Wherein, for the connection mode of the first controllable switch, the first implementation mode: the first controllable switch can be located in the power battery temperature control system 100 and connected with the controllable switch in the motor cooling system 200; the second embodiment: the first controllable switch may be located in the motor cooling system 200 and connected to the controllable switch in the power battery temperature control system 100; third embodiment: as shown in fig. 2, the first controllable switch 500 is independent of the motor cooling system 200 and the power battery temperature control system 100, and is connected to the controllable switches in the motor cooling system 200 and the power battery temperature control system 100, respectively. For the structure of the first controllable switch, the first controllable switch may be a three-way valve or a four-way valve, and the first controllable switch may switch between the series mode and the independent mode of the power battery temperature control system 100 and the motor cooling system 200 according to the control signal.

The passenger compartment water heating system 400 at least comprises a water pump, a condenser, a warm air core, an air conditioner fan and the like, and air driven by the air conditioner fan flows through the warm air core and then enters the passenger compartment to adjust the temperature of the passenger compartment.

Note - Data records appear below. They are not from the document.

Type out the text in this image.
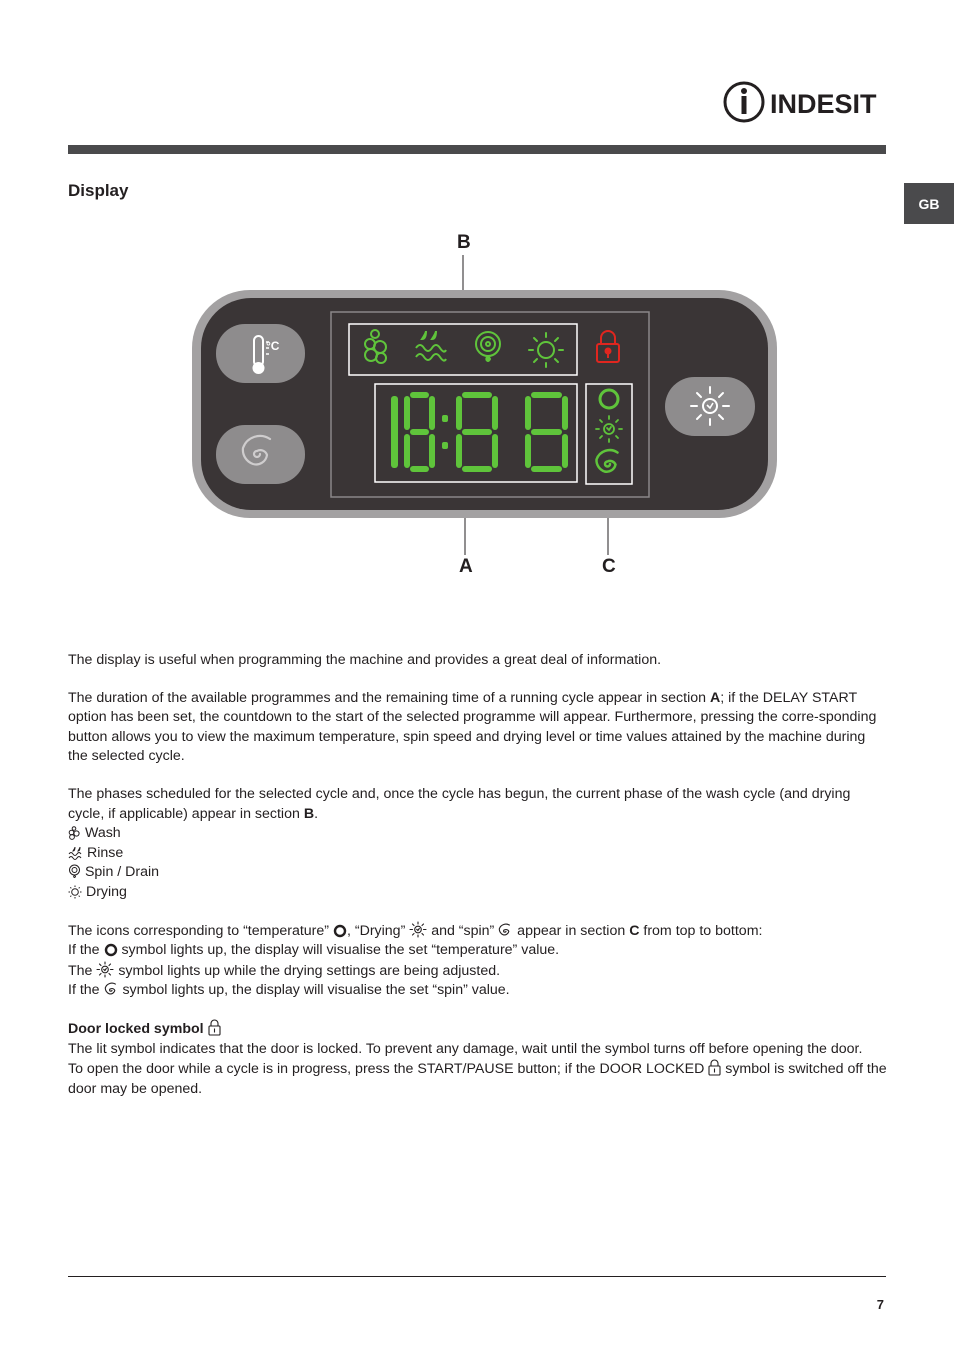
INDESIT
GB
Display
B
A	C
°C

The display is useful when programming the machine and provides a great deal of information.

The duration of the available programmes and the remaining time of a running cycle appear in section A; if the DELAY START option has been set, the countdown to the start of the selected programme will appear. Furthermore, pressing the corre-sponding button allows you to view the maximum temperature, spin speed and drying level or time values attained by the machine during the selected cycle.

The phases scheduled for the selected cycle and, once the cycle has begun, the current phase of the wash cycle (and drying cycle, if applicable) appear in section B.

Wash

Rinse

Spin / Drain

Drying

The icons corresponding to “temperature” , “Drying”  and “spin”  appear in section C from top to bottom:

If the  symbol lights up, the display will visualise the set “temperature” value.

The  symbol lights up while the drying settings are being adjusted.

If the  symbol lights up, the display will visualise the set “spin” value.

Door locked symbol

The lit symbol indicates that the door is locked. To prevent any damage, wait until the symbol turns off before opening the door.

To open the door while a cycle is in progress, press the START/PAUSE button; if the DOOR LOCKED  symbol is switched off the door may be opened.

7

Wherein, as for the connection mode of the second controllable switch, the first embodiment: the second controllable switch may be located in the power battery temperature control system 100 and connected to the controllable switch in the passenger compartment water heating system 400; the second embodiment: the second controllable switch may be located in the passenger compartment water heating system 400 and connected to the controllable switch in the power battery temperature control system 100; third embodiment: as shown in fig. 2, the second controllable switch 600 is independent of the passenger compartment water heating system 400 and the power battery temperature control system 100, and is connected to the controllable switches in the passenger compartment water heating system 400 and the power battery temperature control system 100, respectively. For the structure of the second controllable switch, the second controllable switch may be a three-way valve or a four-way valve, and the second controllable switch may switch between the series mode and the independent mode of the power battery temperature control system 100 and the passenger compartment water heating system 400 according to the control signal.

Wherein, for the connection mode of the third controllable switch, the first embodiment: the third controllable switch may be located in the motor cooling system 200 and connected to the controllable switch in the passenger compartment water heating system 400; the second embodiment: the third controllable switch may be located in the passenger compartment water heating system 400 and connected to the controllable switch in the motor cooling system 200; third embodiment: as shown in fig. 2, the third controllable switch 700 is independent of the passenger compartment water heating system 400 and the motor cooling system 200, and is connected to the controllable switches in the passenger compartment water heating system 400 and the motor cooling system 200, respectively; for the structure of the third controllable switch, the third controllable switch may be a three-way valve or a four-way valve, and the switching between the series mode and the independent mode of the motor cooling system 200 and the passenger compartment water heating system 400 may be realized according to the control signal.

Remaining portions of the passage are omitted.